Vandaag en morgen. Voor de middag en na de middag. Nu en straks. In 1995 en in 2005. Voor de oorlog en na de oorlog. Voor de slechte oogst en na de slechte oogst. Allemaal voorbeelden van veranderingen.
Wat verandert er meer? Als het bezoekersaantal van 113.000 naar 114.767 gaat of als je zakgeld van €50 naar €52 per maand gaat? Op basis van deze gegevens is dat moeilijk te zeggen. Om een goed beeld te krijgen of een verandering nou een grote of een kleine verandering is maken we er procenten van. Je krijgt dan een procentuele verandering.

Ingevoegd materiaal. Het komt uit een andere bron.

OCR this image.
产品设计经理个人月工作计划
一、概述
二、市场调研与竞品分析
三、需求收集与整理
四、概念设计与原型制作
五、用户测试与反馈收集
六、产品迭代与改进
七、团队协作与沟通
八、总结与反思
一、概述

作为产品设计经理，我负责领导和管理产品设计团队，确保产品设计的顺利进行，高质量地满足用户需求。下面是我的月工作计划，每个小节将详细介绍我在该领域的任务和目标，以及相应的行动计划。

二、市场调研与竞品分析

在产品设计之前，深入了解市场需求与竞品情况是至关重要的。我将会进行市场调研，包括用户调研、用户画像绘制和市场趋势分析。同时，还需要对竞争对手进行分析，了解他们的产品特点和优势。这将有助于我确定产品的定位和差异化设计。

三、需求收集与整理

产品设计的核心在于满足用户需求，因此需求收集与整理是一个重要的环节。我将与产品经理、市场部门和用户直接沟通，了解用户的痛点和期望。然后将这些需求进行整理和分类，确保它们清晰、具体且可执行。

Om een procentuele verandering te berekenen gebruik je ALTIJD de
formule:
(nieuw - oud) / oud x100%
Let op dat je eerst n-o uitrekent en dat antwoord deelt door oud
(zie filmpje onderaan).
Kijk nog eens naar de eerste alinea. Allemaal voorbeelden van een oude en een nieuwe situatie. Je herkent dus vanzelf wanneer je deze formule moet gebruiken.
Als het antwoord positief is dan is het een positieve verandering. Het is meer geworden, het is gestegen. Krijg je een min getal als antwoord dan is het een negatieve verandering. Het is minder geworden, het is gedaald. Een procentuele daling.